Época, 30 de junho de 2001

Quando Hannah Arendt disse que a ambição das ideologias revolucionárias não era criar uma sociedade melhor, mas mudar a natureza humana, ela pôs, sem dúvida, o dedo na ferida.

A facilidade com que os apóstolos do futuro melhor aceitam e legitimam o fato bruto da injustiça, da opressão e do genocídio nas sociedades criadas por eles próprios contrasta pateticamente com sua revolta e indignação contra meras idéias abstratas, símbolos e valores culturais de outras sociedades.

Mesmo hoje, após a revelação de todos os crimes históricos da sua revolução, parece-lhes menos urgente denunciar o ininterrupto morticínio estatal chinês ou desmontar a máquina letal da narcoguerrilha do que destruir a linguagem e os valores de sociedades que, se têm lá sua quota de males e desvarios, nunca foram genocidas nem totalitárias.
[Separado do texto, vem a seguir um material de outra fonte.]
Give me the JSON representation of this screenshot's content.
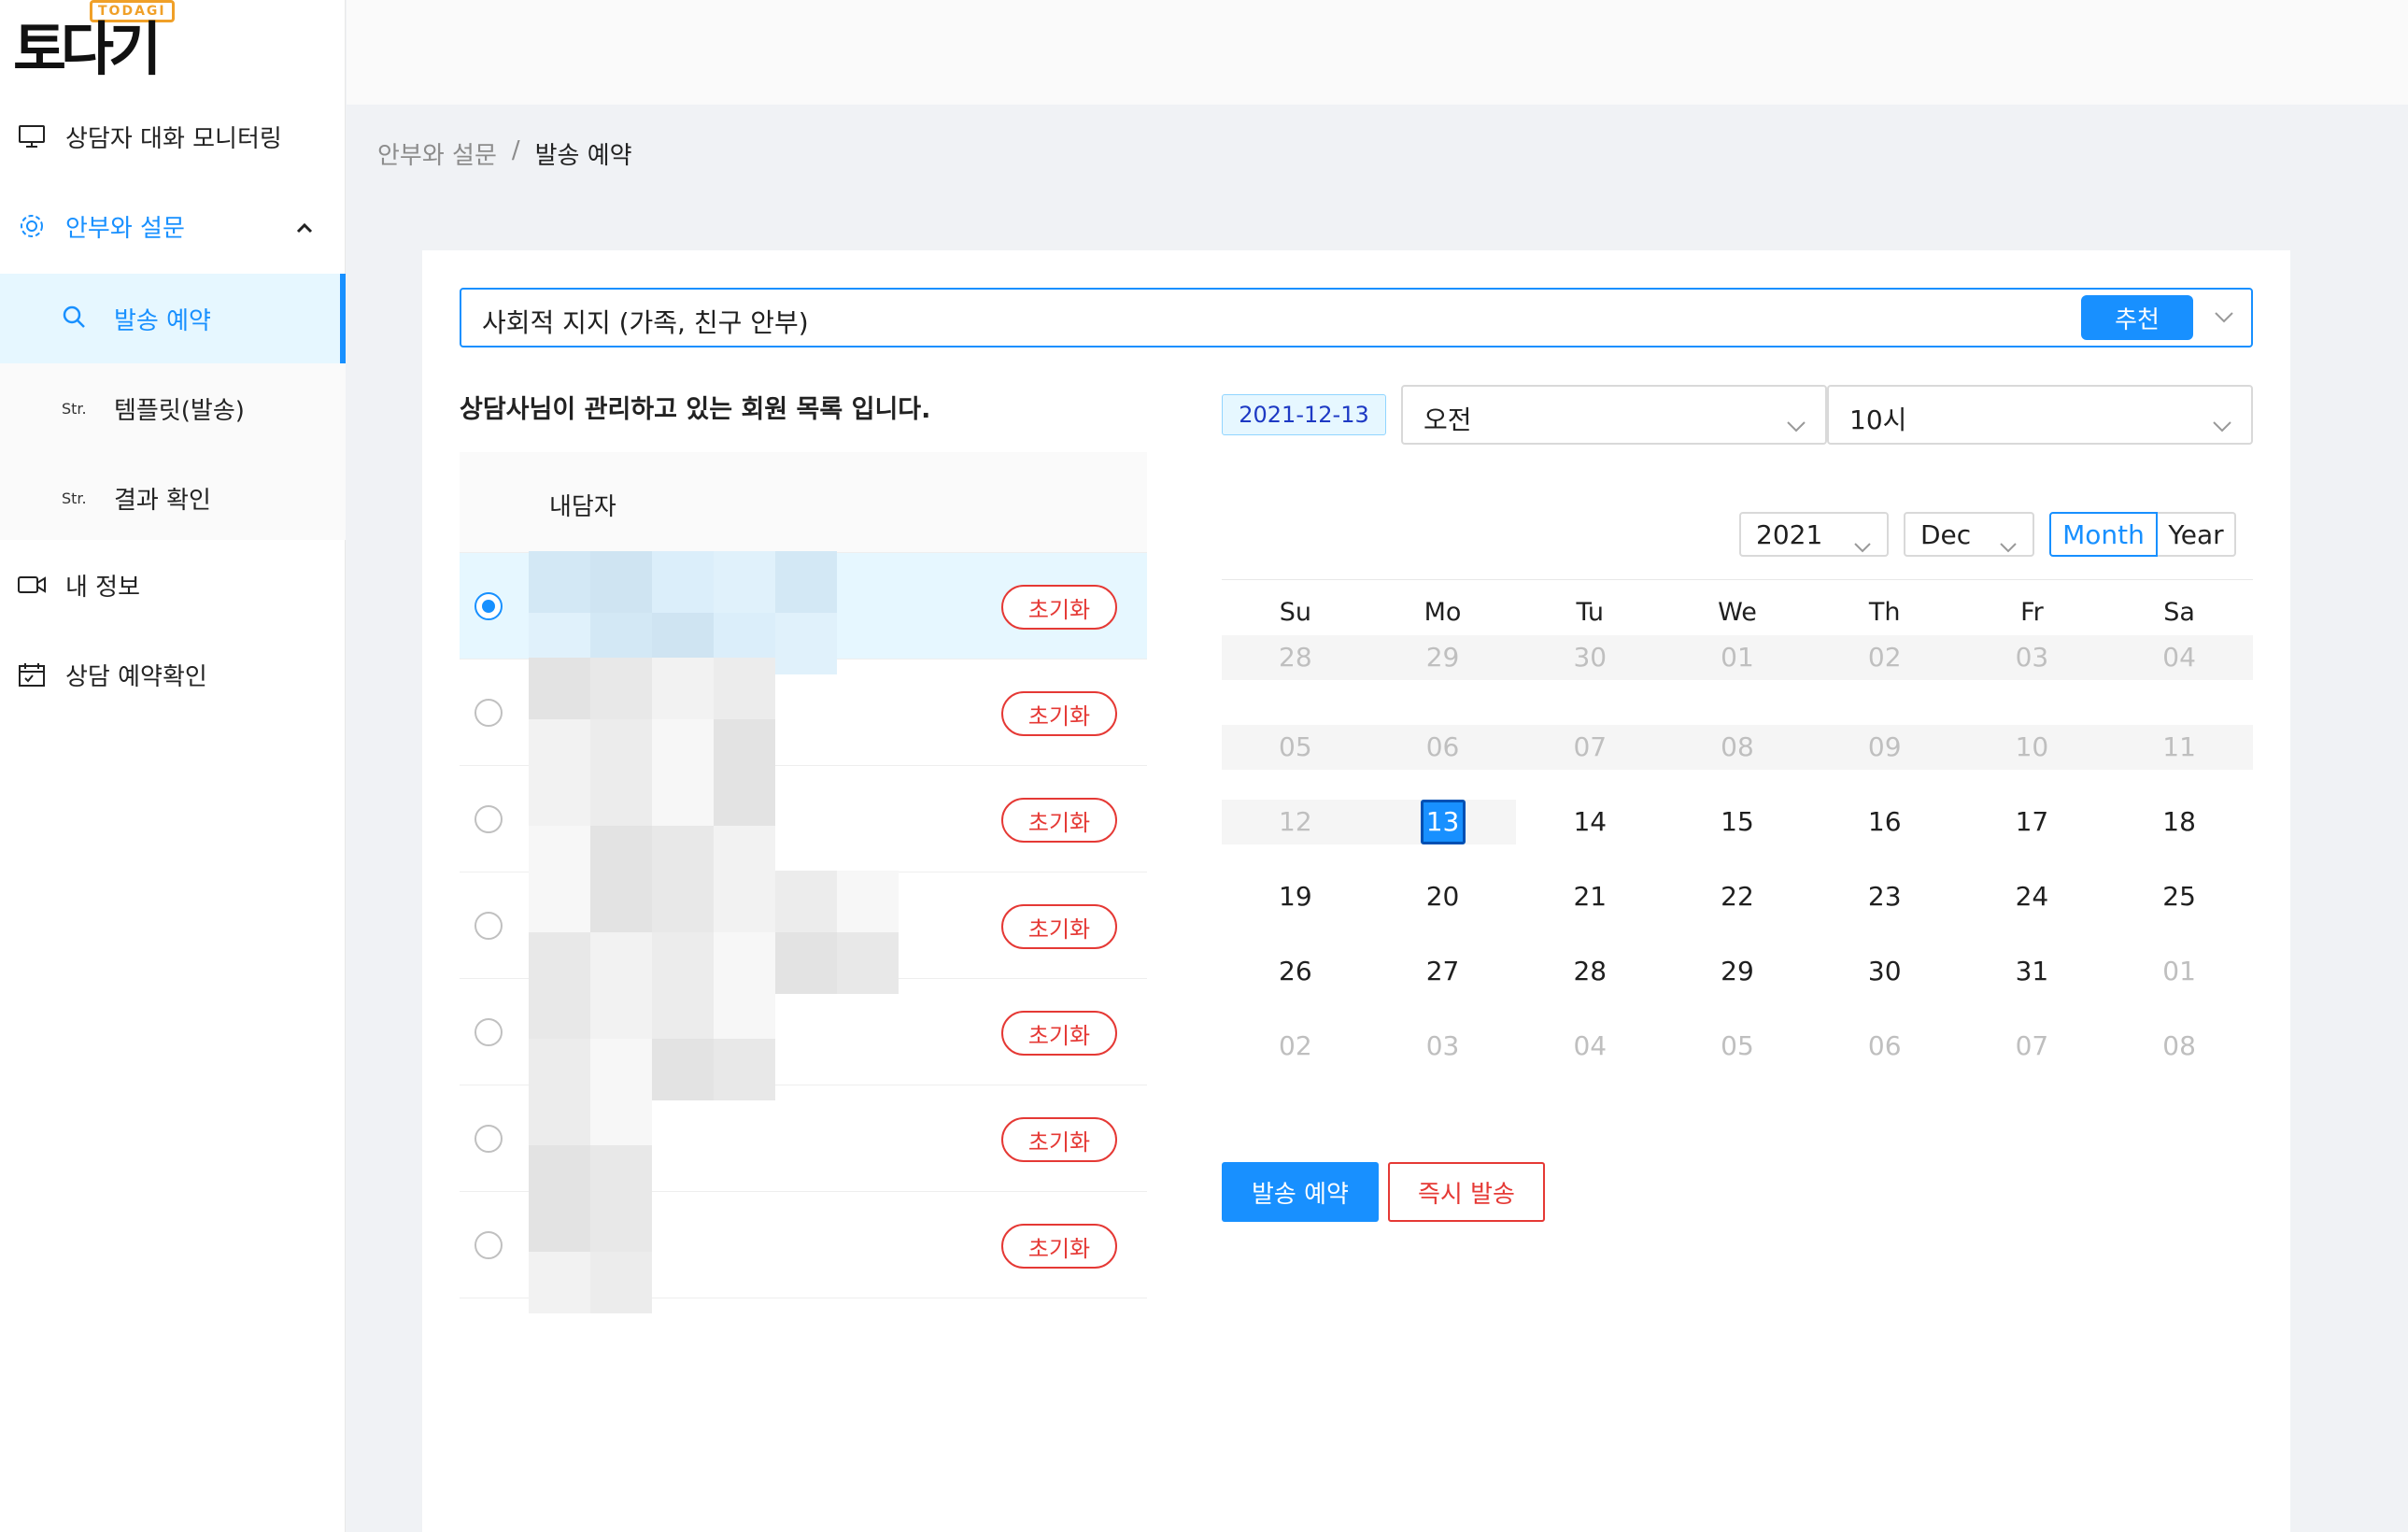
{
  "logo": {
    "text": "토다기",
    "tag": "TODAGI"
  },
  "sidebar": {
    "items": [
      {
        "label": "상담자 대화 모니터링",
        "icon": "monitor-icon"
      },
      {
        "label": "안부와 설문",
        "icon": "gear-icon"
      },
      {
        "label": "내 정보",
        "icon": "video-icon"
      },
      {
        "label": "상담 예약확인",
        "icon": "calendar-icon"
      }
    ],
    "submenu": [
      {
        "label": "발송 예약",
        "icon": "search-icon"
      },
      {
        "label": "템플릿(발송)",
        "icon_text": "Str."
      },
      {
        "label": "결과 확인",
        "icon_text": "Str."
      }
    ]
  },
  "breadcrumb": {
    "parent": "안부와 설문",
    "sep": "/",
    "current": "발송 예약"
  },
  "template_select": {
    "value": "사회적 지지 (가족, 친구 안부)",
    "recommend_label": "추천"
  },
  "members": {
    "title": "상담사님이 관리하고 있는 회원 목록 입니다.",
    "header": "내담자",
    "reset_label": "초기화",
    "selected_index": 0,
    "count": 7
  },
  "schedule": {
    "date": "2021-12-13",
    "ampm": "오전",
    "hour": "10시"
  },
  "calendar": {
    "year": "2021",
    "month": "Dec",
    "mode_month": "Month",
    "mode_year": "Year",
    "dow": [
      "Su",
      "Mo",
      "Tu",
      "We",
      "Th",
      "Fr",
      "Sa"
    ],
    "weeks": [
      [
        "28",
        "29",
        "30",
        "01",
        "02",
        "03",
        "04"
      ],
      [
        "05",
        "06",
        "07",
        "08",
        "09",
        "10",
        "11"
      ],
      [
        "12",
        "13",
        "14",
        "15",
        "16",
        "17",
        "18"
      ],
      [
        "19",
        "20",
        "21",
        "22",
        "23",
        "24",
        "25"
      ],
      [
        "26",
        "27",
        "28",
        "29",
        "30",
        "31",
        "01"
      ],
      [
        "02",
        "03",
        "04",
        "05",
        "06",
        "07",
        "08"
      ]
    ],
    "selected": "13"
  },
  "actions": {
    "schedule_label": "발송 예약",
    "send_now_label": "즉시 발송"
  }
}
É que nessa linguagem e nesses valores, às vezes milenares, se incorpora o seu inimigo por excelência: a natureza humana

No empenho de destruí-la, qualquer pretexto, por mais mesquinho que seja, serve para impor uma nova semântica que force os seres humanos a sacrificar suas percepções e sentimentos espontâneos no altar da moda politicamente elegante. Realidades naturais conhecidas há milênios são então relativizadas como “criações culturais”, enquanto palavras de ordem fabricadas ainda ontem são impostas como expressões da natureza eterna e auto-evidente. Por exemplo, o simples fato de que algumas pessoas possam mudar de aparência mediante cortes, suturas e enxertos de silicone já basta para rebaixar a “estereótipos” as diferenças sexuais que qualquer animal reconhece à primeira vista.
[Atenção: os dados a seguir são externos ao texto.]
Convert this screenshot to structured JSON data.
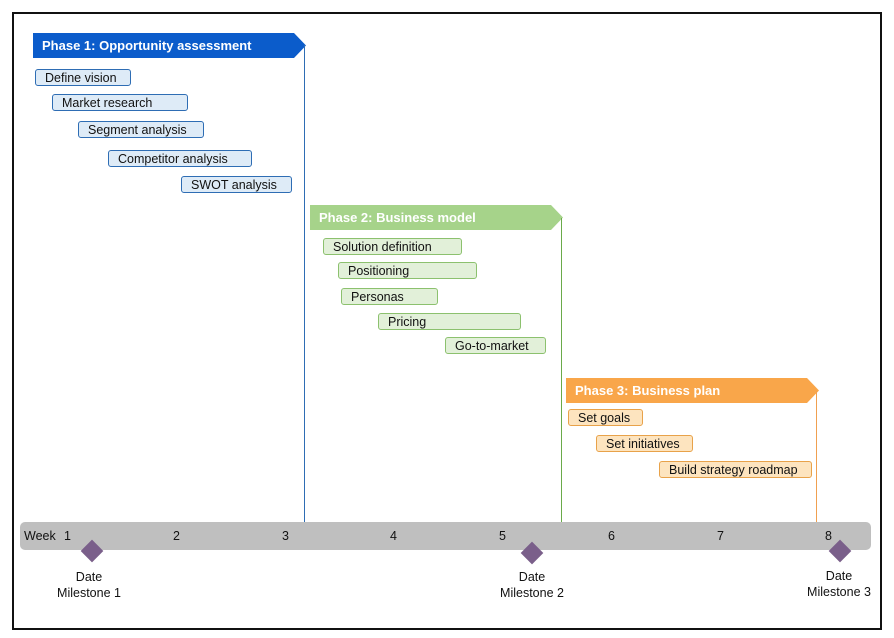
{
  "phases": [
    {
      "label": "Phase 1: Opportunity assessment",
      "color": "#0b5ccb",
      "tasks": [
        "Define vision",
        "Market research",
        "Segment analysis",
        "Competitor analysis",
        "SWOT analysis"
      ]
    },
    {
      "label": "Phase 2: Business model",
      "color": "#a6d38a",
      "tasks": [
        "Solution definition",
        "Positioning",
        "Personas",
        "Pricing",
        "Go-to-market"
      ]
    },
    {
      "label": "Phase 3: Business plan",
      "color": "#f9a64a",
      "tasks": [
        "Set goals",
        "Set initiatives",
        "Build strategy roadmap"
      ]
    }
  ],
  "timeline": {
    "label": "Week",
    "weeks": [
      "1",
      "2",
      "3",
      "4",
      "5",
      "6",
      "7",
      "8"
    ],
    "color": "#bfbfbf"
  },
  "milestones": [
    {
      "date": "Date",
      "label": "Milestone 1"
    },
    {
      "date": "Date",
      "label": "Milestone 2"
    },
    {
      "date": "Date",
      "label": "Milestone 3"
    }
  ],
  "milestone_color": "#7a5f8a"
}
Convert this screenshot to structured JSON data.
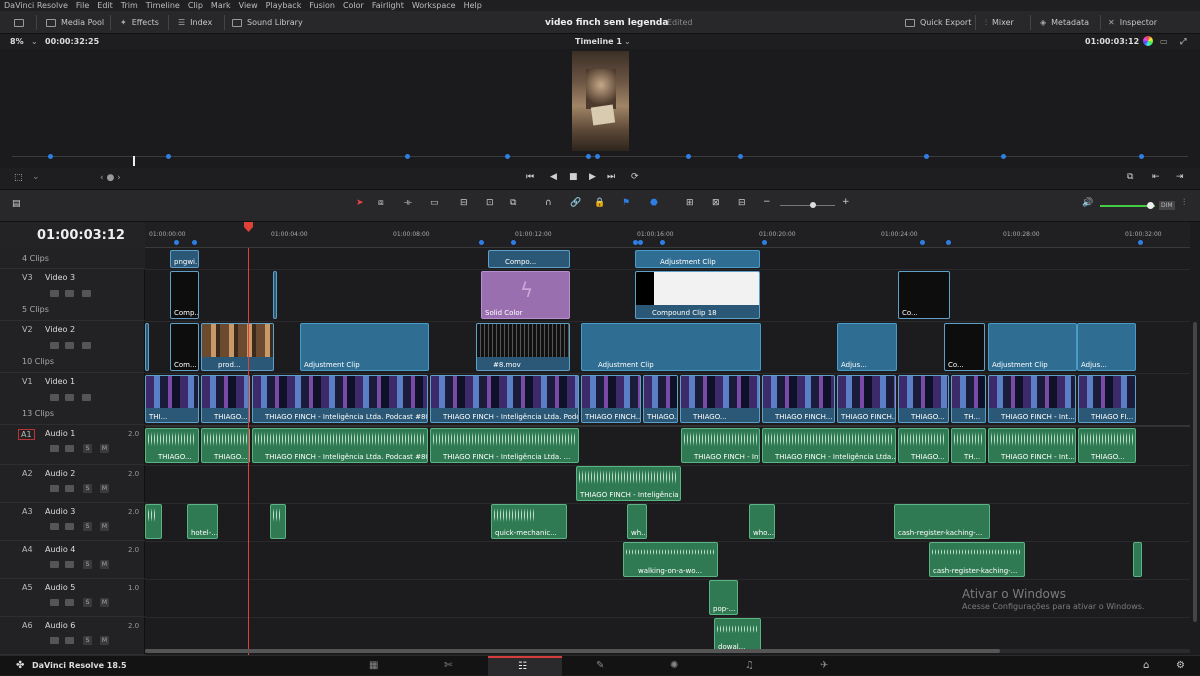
{
  "menu": [
    "DaVinci Resolve",
    "File",
    "Edit",
    "Trim",
    "Timeline",
    "Clip",
    "Mark",
    "View",
    "Playback",
    "Fusion",
    "Color",
    "Fairlight",
    "Workspace",
    "Help"
  ],
  "toolbar": {
    "media_pool": "Media Pool",
    "effects": "Effects",
    "index": "Index",
    "sound_library": "Sound Library",
    "project_title": "video finch sem legenda",
    "edited": "Edited",
    "quick_export": "Quick Export",
    "mixer": "Mixer",
    "metadata": "Metadata",
    "inspector": "Inspector"
  },
  "viewer": {
    "zoom": "8%",
    "duration": "00:00:32:25",
    "timeline_name": "Timeline 1",
    "timecode": "01:00:03:12"
  },
  "timeline": {
    "timecode": "01:00:03:12",
    "ruler": [
      "01:00:00:00",
      "01:00:04:00",
      "01:00:08:00",
      "01:00:12:00",
      "01:00:16:00",
      "01:00:20:00",
      "01:00:24:00",
      "01:00:28:00",
      "01:00:32:00"
    ],
    "dim": "DIM"
  },
  "tracks": [
    {
      "id": "",
      "name": "",
      "clips": "4 Clips"
    },
    {
      "id": "V3",
      "name": "Video 3",
      "clips": "5 Clips"
    },
    {
      "id": "V2",
      "name": "Video 2",
      "clips": "10 Clips"
    },
    {
      "id": "V1",
      "name": "Video 1",
      "clips": "13 Clips"
    },
    {
      "id": "A1",
      "name": "Audio 1",
      "db": "2.0"
    },
    {
      "id": "A2",
      "name": "Audio 2",
      "db": "2.0"
    },
    {
      "id": "A3",
      "name": "Audio 3",
      "db": "2.0"
    },
    {
      "id": "A4",
      "name": "Audio 4",
      "db": "2.0"
    },
    {
      "id": "A5",
      "name": "Audio 5",
      "db": "1.0"
    },
    {
      "id": "A6",
      "name": "Audio 6",
      "db": "2.0"
    }
  ],
  "clips": {
    "v4": [
      "pngwi...",
      "Compo...",
      "Adjustment Clip"
    ],
    "v3": [
      "Comp...",
      "Solid Color",
      "Compound Clip 18",
      "Co..."
    ],
    "v2": [
      "Com...",
      "prod...",
      "Adjustment Clip",
      "#8.mov",
      "Adjustment Clip",
      "Adjus...",
      "Co...",
      "Adjustment Clip",
      "Adjus..."
    ],
    "v1": [
      "THI...",
      "THIAGO...",
      "THIAGO FINCH - Inteligência Ltda. Podcast #80...",
      "THIAGO FINCH - Inteligência Ltda. Podca...",
      "THIAGO FINCH...",
      "THIAGO...",
      "THIAGO...",
      "THIAGO FINCH...",
      "THIAGO...",
      "TH...",
      "THIAGO FINCH - Int...",
      "THIAGO FI..."
    ],
    "a1": [
      "THIAGO...",
      "THIAGO...",
      "THIAGO FINCH - Inteligência Ltda. Podcast #80...",
      "THIAGO FINCH - Inteligência Ltda. ...",
      "THIAGO FINCH - Inte...",
      "THIAGO FINCH - Inteligência Ltda....",
      "THIAGO...",
      "TH...",
      "THIAGO FINCH - Int...",
      "THIAGO..."
    ],
    "a2": [
      "THIAGO FINCH - Inteligência ..."
    ],
    "a3": [
      "hotel-...",
      "quick-mechanic...",
      "wh...",
      "who...",
      "cash-register-kaching-..."
    ],
    "a4": [
      "walking-on-a-wo...",
      "cash-register-kaching-..."
    ],
    "a5": [
      "pop-..."
    ],
    "a6": [
      "dowal..."
    ]
  },
  "watermark": {
    "title": "Ativar o Windows",
    "subtitle": "Acesse Configurações para ativar o Windows."
  },
  "bottom": {
    "app": "DaVinci Resolve 18.5"
  },
  "colors": {
    "accent": "#2d7fe6",
    "playhead": "#e0403a",
    "video_clip": "#2b5876",
    "adjustment": "#2f6e92",
    "audio": "#2f7a52",
    "solid": "#9a6fb0"
  }
}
Não espanta que, nessa rebelião contra a natureza das coisas, uma dose considerável de ódio revolucionário se lance sobre o mais universal dos princípios: o princípio lógico e ontológico da identidade.

O abismo de inconsciência em que isso pode mergulhar a espécie humana é imensurável. Para dar uma idéia aproximada do perigo, peço ao leitor que tenha a boa vontade de acompanhar nas próximas linhas uma breve demonstração um tanto “técnica”.

A ambição de construir uma lógica paradoxal, alheia ao princípio de identidade, só pode se realizar na hipótese de que o próprio discurso em que se enunciam as regras dessa lógica fique imune à exigência de decidir se é regido pelo paradoxo ou pela identidade.

Este é pois um caso especial daquela “proibição de perguntar”, que, segundo Eric Voegelin, fundamenta tantas doutrinas modernas, filosóficas no vocabulário e na forma aparente, antifilosóficas no fundo e no espírito.

Se enunciamos o princípio de identidade pela proposição x, segundo a qual A = A, e o da lógica paradoxal pela proposição y, segundo a qual A ≠ A, então podemos perguntar se a própria proposição y é ou não igual a ela mesma.

No primeiro caso, o conteúdo da proposição é impugnado pela possibilidade mesma de enunciá-la: só podemos enunciar a proposição y, segundo a qual A ≠ A, porque sabemos que y = y, isto é, que a proposição, considerada por sua vez como possível sujeito de proposições, é uma exceção à regra pretensamente universal que ela própria enuncia.

No segundo caso, y ≠ y, e portanto y, ao declarar que A ≠ A, afirma precisamente que A = A, de modo que a suposta lógica paradoxal não é paradoxal de maneira alguma e sim é apenas um disfarce verbal da boa e velha lógica de identidade.

Mais gravemente ainda, a auto-supressão da lógica paradoxal se estenderia até mesmo aos sinais = e ≠, os quais, não podendo ser iguais a si mesmos, teriam de ser iguais a seus contraditórios, mas nem isto poderiam ser de maneira firme e constante, já que, a cada vez que se afirmasse que um deles é o outro, esta mesma afirmação, no ato, se transfiguraria na sua contraditória.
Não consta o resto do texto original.